Department of Obstetrics and Gynecology, College of Medicine, University of Lagos, Lagos, Nigeria.
Department of Obstetrics and Gynecology, Lagos University Teaching Hospital, Lagos, Nigeria.
Pan Afr Med J. 2021 Dec 14;40:223. doi: 10.11604/pamj.2021.40.223.29890. eCollection 2021.
Hysterosalpingography (HSG) is an outpatient fluoroscopic method for the evaluation of the uterine cavity, fallopian tubes, and the surrounding peritoneal cavity. Female fertility depends greatly on normal female reproductive organs; hence tubal abnormalities may contribute significantly to female infertility. HSG is an invaluable screening tool in the evaluation of women with suspected tubal factor infertility. This study aims to review the HSG findings of women who sought fertility treatment at the Lagos University Teaching Hospital, Lagos (LUTH).
this was a retrospective study of the pattern of HSG findings among female partners of infertile couples seeking fertility treatment at the LUTH, over a 2-year period, from January 2018 to December 2019.
a total of 266 medical records and HSG results were reviewed and included in the data analysis. The mean age (± standard deviation) was 38.4 (± 0.3) years with a range of 24 to 50 years. Most (80.5%) of the participants have secondary infertility and majority (65.4%) were nulliparous. Tubal pathology was the commonest abnormality detected on HSG in 54.9% of women. About one-third (30.8%) of women had bilateral tubal occlusion on HSG. With regards to the right fallopian tube, 43.2% of the participants had tubal occlusion, which differs from 41.7% on the left fallopian tube.

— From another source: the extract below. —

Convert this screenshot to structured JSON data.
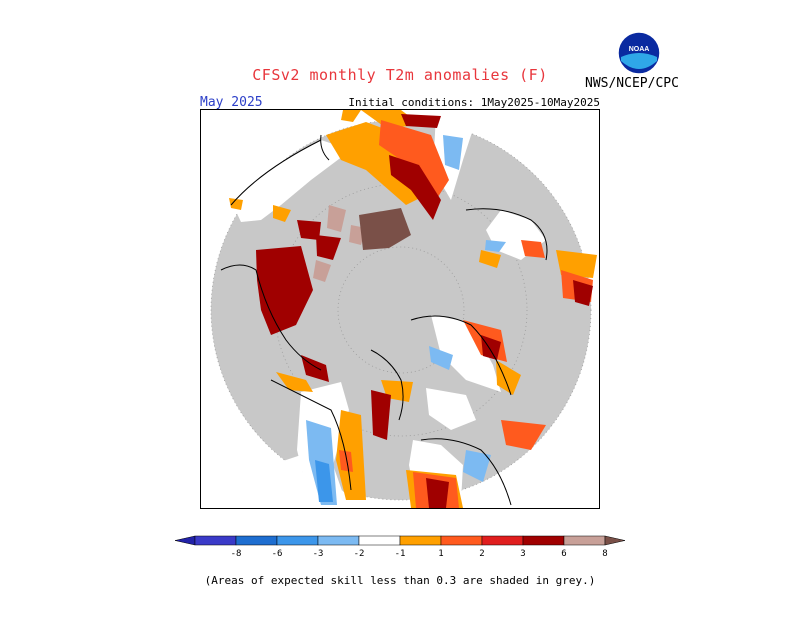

Similarly, 10.2% of the women had hydrosalpinx on the left tube when compared with 9% on the right tube. Age (OR 1.055; 95% CI: 1.006, 1.106, p-value 0.028), and previous salpingectomy [OR 6.151; 95% CI: 1.335, 28.349] and myomectomy [OR 4.6; 95% CI: 1.814, 11.67] were identified as risk factors for tubal pathologies on HSG.
tubal abnormalities are common findings on HSG and the identifiable risk factors for tubal pathologies include age, salpingectomy, and myomectomy. HSG remains a vital screening tool in the evaluation of tubal-factor infertility in Nigeria.
子宫输卵管造影术(HSG)是一种用于评估子宫腔、输卵管和周围腹腔的门诊荧光透视法。女性生育能力在很大程度上取决于正常的女性生殖器官;因此,输卵管异常可能对女性不孕有重大影响。HSG 是评估疑似输卵管因素不孕女性的一项非常有价值的筛查工具。本研究旨在回顾在拉各斯大学教学医院(LUTH)寻求生育治疗的女性的 HSG 结果。
这是一项回顾性研究,研究对象为 2018 年 1 月至 2019 年 12 月期间在 LUTH 寻求生育治疗的不孕夫妇中女性伴侣的 HSG 结果,共回顾了 266 份病历和 HSG 结果,并纳入数据分析。平均年龄(±标准差)为 38.4(±0.3)岁,范围为 24 至 50 岁。大多数(80.5%)参与者患有继发性不孕,大多数(65.4%)为未产妇。HSG 检测到的最常见异常是输卵管病变,占女性的 54.9%。约三分之一(30.8%)的女性 HSG 双侧输卵管阻塞。关于右侧输卵管,43.2%的参与者输卵管阻塞,而左侧输卵管为 41.7%。同样,左侧输卵管积水的女性占 10.2%,而右侧输卵管为 9%。年龄(OR 1.055;95%CI:1.006,1.106,p 值 0.028)和既往输卵管切除术[OR 6.151;95%CI:1.335,28.349]和子宫肌瘤切除术[OR 4.6;95%CI:1.814,11.67]被确定为 HSG 输卵管病变的危险因素。
HSG 常见输卵管异常,输卵管病变的可识别危险因素包括年龄、输卵管切除术和子宫肌瘤切除术。HSG 仍然是评估尼日利亚输卵管因素不孕的重要筛查工具。